If you’re new to CSS, or even if you’ve been around a while, then you understand the frustration of the typical CSS box model. You specify that a box, or a div, will be a certain width in your CSS. You set up all of your column widths and the width of your elements. If you’re not using a certain responsive css framework, then you’ve probably already created your own custom margin sizes between each column. You’ve done a lot of work, and you’ve invested a lot of time into your web design project. Then comes your text. You start to place some text, and realize that you need to add padding to your text in order to give it some breathing room between columns. This throws a monkey wrench into your whole project. Trying to take away the size of the padding from other elements so that all of the calculations work out ends up being a nightmare. Fear not, because there is a simple solution, originally brought to light by Paul Irish, and it works like a charm. It’s called Box sizing: Border box and it rocks! Here’s how it works:

/* Start Border-box */
*, *:before, *:after {
  -moz-box-sizing: border-box; -webkit-box-sizing: border-box; box-sizing: border-box;
 }
/* End Border-box */

What Box-sizing: border-box Does

Box Sizing: Border Box

Normally, when you add padding to an element in CSS, it adds that padding to the overall size. I don’t know why it was set up that way, it just does, and it’s irritating. This is especially true with all of the calculations you have to make when creating multi-column layouts, etc. Now, when you create a box that you want to be 300px wide, and you give it 30px of padding (that’s a lot of padding), it stays at the width of 300px, even with the padding. This is excellent, and takes the headache out of web design with CSS.

Remember Your Prefixes

This isn’t necessarily for the latest versions of browsers, but with older browsers this still seems to work well, but you still need to include the prefixes, such as moz and webkit. Otherwise, they won’t show up and your site won’t look how you intended. The star means that it is applied to all elements, which keeps everything neat and tidy.

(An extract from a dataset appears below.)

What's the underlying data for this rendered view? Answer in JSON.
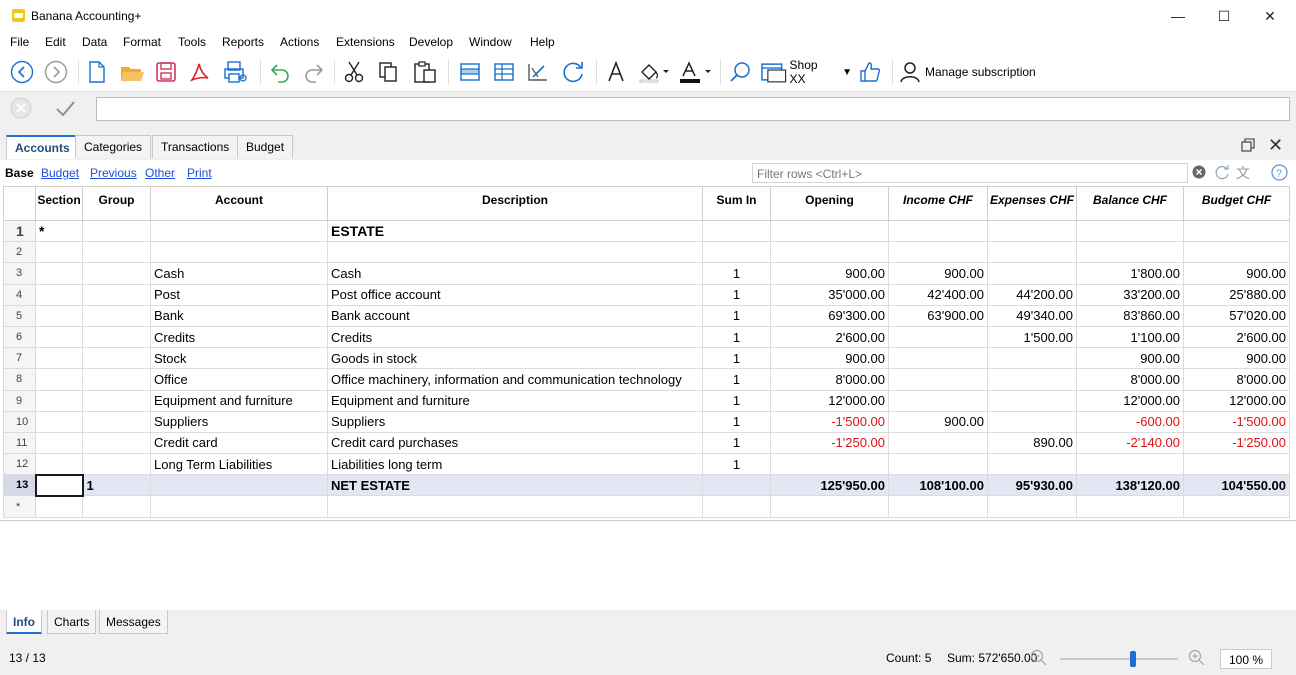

Good Frameworks Already Have Box Sizing: Border Box Built In

I decided to crack open a website that I was working on in Foundation 5, and I did a search for this to see if they’d implemented Box Sizing: Border Box in their css. Sure enough, it was in the foundation.css file that is packaged with their download. I know that I didn’t have trouble with padding when using Foundation, and now I know why. It was right there, close to the top of their main css!